Konflik antara Israel dan Iran terus meningkat. Sebuah insiden di Konferensi Keamanan Munich memperjelas hal ini. Perdana Menteri Israel Benjamin Netanyahu membuat pernyataan yang jelas dalam pidatonya: “Jangan ulangi kesalahan masa lalu: rekonsiliasi tidak akan pernah berhasil,” katanya, seraya menyebut Iran sebagai “ancaman terbesar bagi dunia.”
“Bayangkan apa yang akan dilakukan Iran dengan senjata nuklir”
Dalam pidatonya, Netanyahu membandingkan perjanjian senjata nuklir dengan Iran dengan kebijakan peredaan mantan Perdana Menteri Inggris Neville Chamberlain, yang pada tahun 1938 mencoba membujuk Hitler untuk berdamai di Eropa dengan memenuhi tuntutannya. Namun, Netanyahu mengaku tidak ingin membandingkan Iran dengan Third Reich. Namun dia memperingatkan tentang senjata nuklir negaranya. “Lihat apa yang dilakukan Iran sekarang. Dan kemudian bayangkan apa yang akan dia lakukan dengan senjata nuklir,” katanya.
Netanyahu menilai fakta bahwa negara-negara Eropa khususnya saat ini mempunyai ketertarikan yang besar terhadap perjanjian senjata nuklir dengan Iran mengirimkan sinyal yang salah.
Dengan satu tindakan, perdana menteri Israel memastikan bahwa pidatonya akan beredar luas di media: Dia menoleh ke Menteri Luar Negeri Iran Mohammed Javad Zarif dan mengangkat sepotong logam. “Tuan Zarif, apakah Anda mengenali ini?” Dia bertanya. “Kamu milikmu. Itu milikmu.”
“Jangan menguji tekad Israel”
Iran menyangkal tindakan agresi terhadap Israel, namun Netanyahu menggambarkan bagian logam tersebut sebagai drone Iran yang telah memasuki wilayah udara Israel. “Jangan menguji tekad Israel,” katanya, seraya bersumpah tidak akan membiarkan “lingkaran teror” menimpa negaranya.
Menurut para ahli, reaksi Netanyahu dapat dibenarkan. Dalam Jerman Alexander Brakel dari Konrad Adenauer Foundation di Tel Aviv baru-baru ini memperingatkan agar tidak menggambarkan Israel sebagai agresor.

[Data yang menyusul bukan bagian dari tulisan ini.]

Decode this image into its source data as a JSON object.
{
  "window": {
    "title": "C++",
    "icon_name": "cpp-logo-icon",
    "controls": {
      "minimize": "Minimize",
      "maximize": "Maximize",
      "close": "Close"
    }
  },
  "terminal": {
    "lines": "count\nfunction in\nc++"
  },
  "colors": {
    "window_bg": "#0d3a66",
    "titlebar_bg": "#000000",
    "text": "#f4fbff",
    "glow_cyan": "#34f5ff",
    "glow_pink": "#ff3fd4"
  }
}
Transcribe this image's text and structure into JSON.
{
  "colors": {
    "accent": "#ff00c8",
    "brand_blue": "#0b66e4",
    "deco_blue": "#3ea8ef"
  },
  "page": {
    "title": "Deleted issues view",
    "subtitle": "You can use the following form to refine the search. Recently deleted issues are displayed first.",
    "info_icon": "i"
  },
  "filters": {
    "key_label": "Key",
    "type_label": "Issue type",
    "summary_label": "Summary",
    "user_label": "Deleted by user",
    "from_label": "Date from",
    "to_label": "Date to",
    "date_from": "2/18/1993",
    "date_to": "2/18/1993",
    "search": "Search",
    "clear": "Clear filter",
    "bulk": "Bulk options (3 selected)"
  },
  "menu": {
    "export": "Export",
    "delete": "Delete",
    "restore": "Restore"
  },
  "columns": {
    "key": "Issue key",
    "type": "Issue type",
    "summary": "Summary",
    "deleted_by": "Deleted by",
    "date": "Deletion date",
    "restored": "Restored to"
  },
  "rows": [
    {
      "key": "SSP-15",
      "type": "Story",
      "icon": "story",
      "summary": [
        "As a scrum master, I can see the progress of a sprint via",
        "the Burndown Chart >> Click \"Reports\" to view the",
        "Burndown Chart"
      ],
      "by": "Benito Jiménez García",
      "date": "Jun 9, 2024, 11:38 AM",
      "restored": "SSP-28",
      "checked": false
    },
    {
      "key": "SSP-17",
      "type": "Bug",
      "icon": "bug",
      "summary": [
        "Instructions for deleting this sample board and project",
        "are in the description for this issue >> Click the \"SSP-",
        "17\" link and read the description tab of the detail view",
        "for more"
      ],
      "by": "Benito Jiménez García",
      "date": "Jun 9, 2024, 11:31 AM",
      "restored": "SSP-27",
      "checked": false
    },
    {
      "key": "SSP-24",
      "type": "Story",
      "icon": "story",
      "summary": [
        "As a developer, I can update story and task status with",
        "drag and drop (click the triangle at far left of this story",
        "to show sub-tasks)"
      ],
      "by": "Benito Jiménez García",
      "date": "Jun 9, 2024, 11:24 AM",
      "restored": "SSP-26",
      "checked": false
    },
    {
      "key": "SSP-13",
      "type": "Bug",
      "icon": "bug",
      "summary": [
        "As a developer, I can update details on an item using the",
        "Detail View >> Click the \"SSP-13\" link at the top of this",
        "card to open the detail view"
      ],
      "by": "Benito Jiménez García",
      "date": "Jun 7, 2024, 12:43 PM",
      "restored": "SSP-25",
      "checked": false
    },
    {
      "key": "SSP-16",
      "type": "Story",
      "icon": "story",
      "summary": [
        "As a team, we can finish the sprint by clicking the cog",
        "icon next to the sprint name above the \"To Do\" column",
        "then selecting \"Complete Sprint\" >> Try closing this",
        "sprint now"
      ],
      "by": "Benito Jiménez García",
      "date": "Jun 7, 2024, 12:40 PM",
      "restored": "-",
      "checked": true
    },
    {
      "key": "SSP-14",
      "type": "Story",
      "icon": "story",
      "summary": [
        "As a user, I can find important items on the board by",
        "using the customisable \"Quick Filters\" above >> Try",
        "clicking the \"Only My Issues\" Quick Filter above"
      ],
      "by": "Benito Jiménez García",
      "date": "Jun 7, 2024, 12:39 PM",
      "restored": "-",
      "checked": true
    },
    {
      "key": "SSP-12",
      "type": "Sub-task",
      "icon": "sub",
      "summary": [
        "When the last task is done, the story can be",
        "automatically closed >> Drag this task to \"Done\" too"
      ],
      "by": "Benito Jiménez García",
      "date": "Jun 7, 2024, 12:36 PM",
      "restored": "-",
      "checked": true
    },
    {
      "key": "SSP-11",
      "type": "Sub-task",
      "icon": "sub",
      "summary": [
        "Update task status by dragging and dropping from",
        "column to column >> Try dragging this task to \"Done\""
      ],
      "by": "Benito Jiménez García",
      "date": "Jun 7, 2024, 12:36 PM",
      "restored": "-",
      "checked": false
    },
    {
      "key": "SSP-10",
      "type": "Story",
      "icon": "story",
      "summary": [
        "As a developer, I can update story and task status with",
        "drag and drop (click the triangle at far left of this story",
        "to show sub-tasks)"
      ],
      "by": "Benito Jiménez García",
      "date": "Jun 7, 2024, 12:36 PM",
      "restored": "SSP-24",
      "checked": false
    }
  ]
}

Selama beberapa tahun, telah terjadi “persenjataan besar-besaran terhadap Hizbullah, organisasi teroris di Israel utara, Lebanon dan Suriah, oleh Iran,” kata kepala kantor luar negeri yayasan tersebut di Israel. Dia menyebutnya sebagai “penumpukan yang begitu kuat sehingga benar-benar menimbulkan ancaman serius terhadap keamanan Israel.”
“Hizbullah bermaksud menghancurkan Israel”
Kelompok Islam radikal Hizbullah adalah anggota pemerintah Lebanon dan didukung oleh Iran. Dari 25.000 anggota bersenjata, 5.000 dilatih di Iran. Mereka menjadikan “penghancuran Israel sebagai tujuannya dan tidak pernah merahasiakan upayanya untuk mencapai tujuan ini, dan sekarang, berkat dukungan Iran, mereka tidak akan mampu menghapus Israel dari peta, namun justru akan menyebabkannya. kerugian besar bagi Israel,” Brakel memperingatkan.

Sekretaris Jenderal PBB Antonio Guterres menilai tidak banyak yang tersisa untuk konflik terbuka antara kedua pihak. Terkadang “percikan api saja sudah cukup untuk memulai konflik seperti itu,” katanya. “Saya sangat prihatin dengan eskalasi di kawasan yang sulit diprediksi.”
LIHAT JUGA: Strategi Trump yang sembrono terhadap Iran bisa menjerumuskan dunia ke dalam kekacauan
Pada akhir tahun lalu, dua belas mantan jenderal berpangkat tinggi tiba termasuk mantan Irjen pasukan bersenjata Klaus Naumann menyimpulkan bahwa Hizbullah sedang mempersiapkan perang di sepanjang perbatasan dengan Israel dan di Lebanon. Kelompok yang didirikan pada tahun 2015, yang menamakan dirinya Kelompok Militer Tingkat Tinggi, melaporkan hal ini. dalam sebuah laporan. Dalam dokumen tersebut, mereka menggambarkan Hizbullah sebagai “aktor bersenjata non-negara yang paling kuat di dunia.” Sejak perang terakhir dengan Israel pada tahun 2006, jumlah peluru kendali dan roket telah meningkat sepuluh kali lipat menjadi lebih dari 100.000.